Friday, June 27, 2014

Apaches PDFBox

With 2 kids to manage I am always looking out for interesting activities to keep them occupied and not tear down the house The elder one is now taking an interest in writing and reading so I download worksheets for her print them out and hand them to her .I need to print 20-30 pages for her on a daily basis so I wrote a small program to merge pdfs by directory ,name etc.
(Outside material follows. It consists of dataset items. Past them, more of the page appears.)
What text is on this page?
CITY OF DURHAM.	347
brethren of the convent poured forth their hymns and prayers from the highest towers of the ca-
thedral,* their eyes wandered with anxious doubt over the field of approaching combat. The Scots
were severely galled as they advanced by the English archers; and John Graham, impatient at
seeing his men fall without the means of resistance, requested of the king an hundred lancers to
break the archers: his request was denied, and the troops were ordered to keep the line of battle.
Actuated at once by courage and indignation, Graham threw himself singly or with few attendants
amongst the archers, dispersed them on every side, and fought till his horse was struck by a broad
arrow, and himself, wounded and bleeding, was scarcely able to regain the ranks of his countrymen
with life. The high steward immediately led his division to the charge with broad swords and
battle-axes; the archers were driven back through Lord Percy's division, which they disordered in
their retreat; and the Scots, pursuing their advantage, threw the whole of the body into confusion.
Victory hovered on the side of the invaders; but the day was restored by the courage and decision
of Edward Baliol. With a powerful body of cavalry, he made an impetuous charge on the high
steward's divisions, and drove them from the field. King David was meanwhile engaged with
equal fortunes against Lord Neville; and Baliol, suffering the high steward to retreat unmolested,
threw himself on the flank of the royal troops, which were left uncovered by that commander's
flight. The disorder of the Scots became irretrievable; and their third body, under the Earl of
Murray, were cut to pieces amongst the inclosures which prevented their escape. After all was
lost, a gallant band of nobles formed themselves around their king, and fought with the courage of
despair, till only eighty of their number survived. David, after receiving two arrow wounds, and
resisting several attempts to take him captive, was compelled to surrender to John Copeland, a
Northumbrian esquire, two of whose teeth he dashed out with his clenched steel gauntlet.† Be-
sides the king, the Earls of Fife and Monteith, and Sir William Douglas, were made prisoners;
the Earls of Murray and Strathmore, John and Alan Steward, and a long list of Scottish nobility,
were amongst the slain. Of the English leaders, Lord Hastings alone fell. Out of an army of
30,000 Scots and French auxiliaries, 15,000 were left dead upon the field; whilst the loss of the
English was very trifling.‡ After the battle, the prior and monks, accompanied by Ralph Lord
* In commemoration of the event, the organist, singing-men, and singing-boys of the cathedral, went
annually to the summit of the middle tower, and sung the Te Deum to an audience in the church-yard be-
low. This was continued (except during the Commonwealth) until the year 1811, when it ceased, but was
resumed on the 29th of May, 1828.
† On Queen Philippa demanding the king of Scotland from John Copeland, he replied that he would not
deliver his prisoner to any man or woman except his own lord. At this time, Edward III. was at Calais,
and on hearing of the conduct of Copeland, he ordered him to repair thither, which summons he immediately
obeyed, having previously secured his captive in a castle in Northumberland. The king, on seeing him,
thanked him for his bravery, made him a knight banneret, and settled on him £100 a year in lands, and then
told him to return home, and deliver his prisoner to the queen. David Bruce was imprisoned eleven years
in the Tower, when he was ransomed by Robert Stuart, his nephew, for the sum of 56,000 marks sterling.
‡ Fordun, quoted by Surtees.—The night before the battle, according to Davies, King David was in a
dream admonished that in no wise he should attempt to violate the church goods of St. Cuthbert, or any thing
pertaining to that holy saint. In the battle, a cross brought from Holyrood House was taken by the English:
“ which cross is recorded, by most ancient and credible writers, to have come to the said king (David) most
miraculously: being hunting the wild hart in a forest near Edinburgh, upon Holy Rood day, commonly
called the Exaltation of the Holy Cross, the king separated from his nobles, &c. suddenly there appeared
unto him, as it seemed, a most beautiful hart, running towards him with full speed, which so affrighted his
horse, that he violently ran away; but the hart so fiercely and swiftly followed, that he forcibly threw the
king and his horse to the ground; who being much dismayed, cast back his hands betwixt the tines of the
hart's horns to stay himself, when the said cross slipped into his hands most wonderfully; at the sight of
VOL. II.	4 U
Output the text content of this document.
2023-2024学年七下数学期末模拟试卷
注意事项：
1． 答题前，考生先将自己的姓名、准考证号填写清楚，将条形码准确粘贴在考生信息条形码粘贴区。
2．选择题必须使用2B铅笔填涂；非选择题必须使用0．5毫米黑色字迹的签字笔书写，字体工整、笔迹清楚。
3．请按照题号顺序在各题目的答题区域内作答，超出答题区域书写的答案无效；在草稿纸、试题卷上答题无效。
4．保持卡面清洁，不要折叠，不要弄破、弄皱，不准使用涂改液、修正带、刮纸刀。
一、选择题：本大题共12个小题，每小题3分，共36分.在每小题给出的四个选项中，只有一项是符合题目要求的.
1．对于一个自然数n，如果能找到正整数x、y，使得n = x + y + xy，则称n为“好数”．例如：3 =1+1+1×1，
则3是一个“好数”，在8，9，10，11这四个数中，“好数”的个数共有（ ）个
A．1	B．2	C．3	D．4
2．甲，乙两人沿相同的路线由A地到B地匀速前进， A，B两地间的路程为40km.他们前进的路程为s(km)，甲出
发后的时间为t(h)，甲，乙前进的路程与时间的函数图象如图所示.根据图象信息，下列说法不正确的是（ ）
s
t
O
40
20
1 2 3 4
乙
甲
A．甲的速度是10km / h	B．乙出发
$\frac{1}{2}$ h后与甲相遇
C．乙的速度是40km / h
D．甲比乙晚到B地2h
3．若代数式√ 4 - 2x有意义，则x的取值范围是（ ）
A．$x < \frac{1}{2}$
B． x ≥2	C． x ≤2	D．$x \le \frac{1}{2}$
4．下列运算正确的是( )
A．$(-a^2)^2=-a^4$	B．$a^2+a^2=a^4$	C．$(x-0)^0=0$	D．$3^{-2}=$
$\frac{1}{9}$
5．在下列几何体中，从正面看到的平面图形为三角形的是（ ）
I had used IText before but PDFBox is even easier
public void mergeFiles(File[] filesInFolder, String destinationFile)
   throws COSVisitorException, IOException {
  PDFMergerUtility mergePdf = new PDFMergerUtility();
  for (File file : filesInFolder) {
   mergePdf.addSource(file);
  }
  mergePdf.setDestinationFileName(destinationFile);
  mergePdf.mergeDocuments();

 }

List out all files that have an extension of pdf

class PDFExtFilter implements FilenameFilter {
  private String ext;

  public PDFExtFilter(String ext) {
   this.ext = ext;
  }

  public boolean accept(File dir, String name) {
   return (name.endsWith(ext));
  }
 }

private static final String ext = ".pdf";

private File[] getFiles(String folder, PDFExtFilter filter) {
  File dir = new File(folder);
  File[] filesInFolder;
  filesInFolder = dir.listFiles(filter);
  return filesInFolder;
 }
When files are encrypted we will need to decrypt them first then ask PDFBox to merge them

public void decrpyt(String folder, File[] files) 
throws IOException, CryptographyException, COSVisitorException {
  for (File file : files) {
          PDDocument doc=null;
   try{
   doc = PDDocument.load(file);
   if (doc.isEncrypted()) {
    doc.decrypt("");
    doc.setAllSecurityToBeRemoved(true);
    doc.save(file);
   }}
   finally {
    doc.close();
   }
  
 }}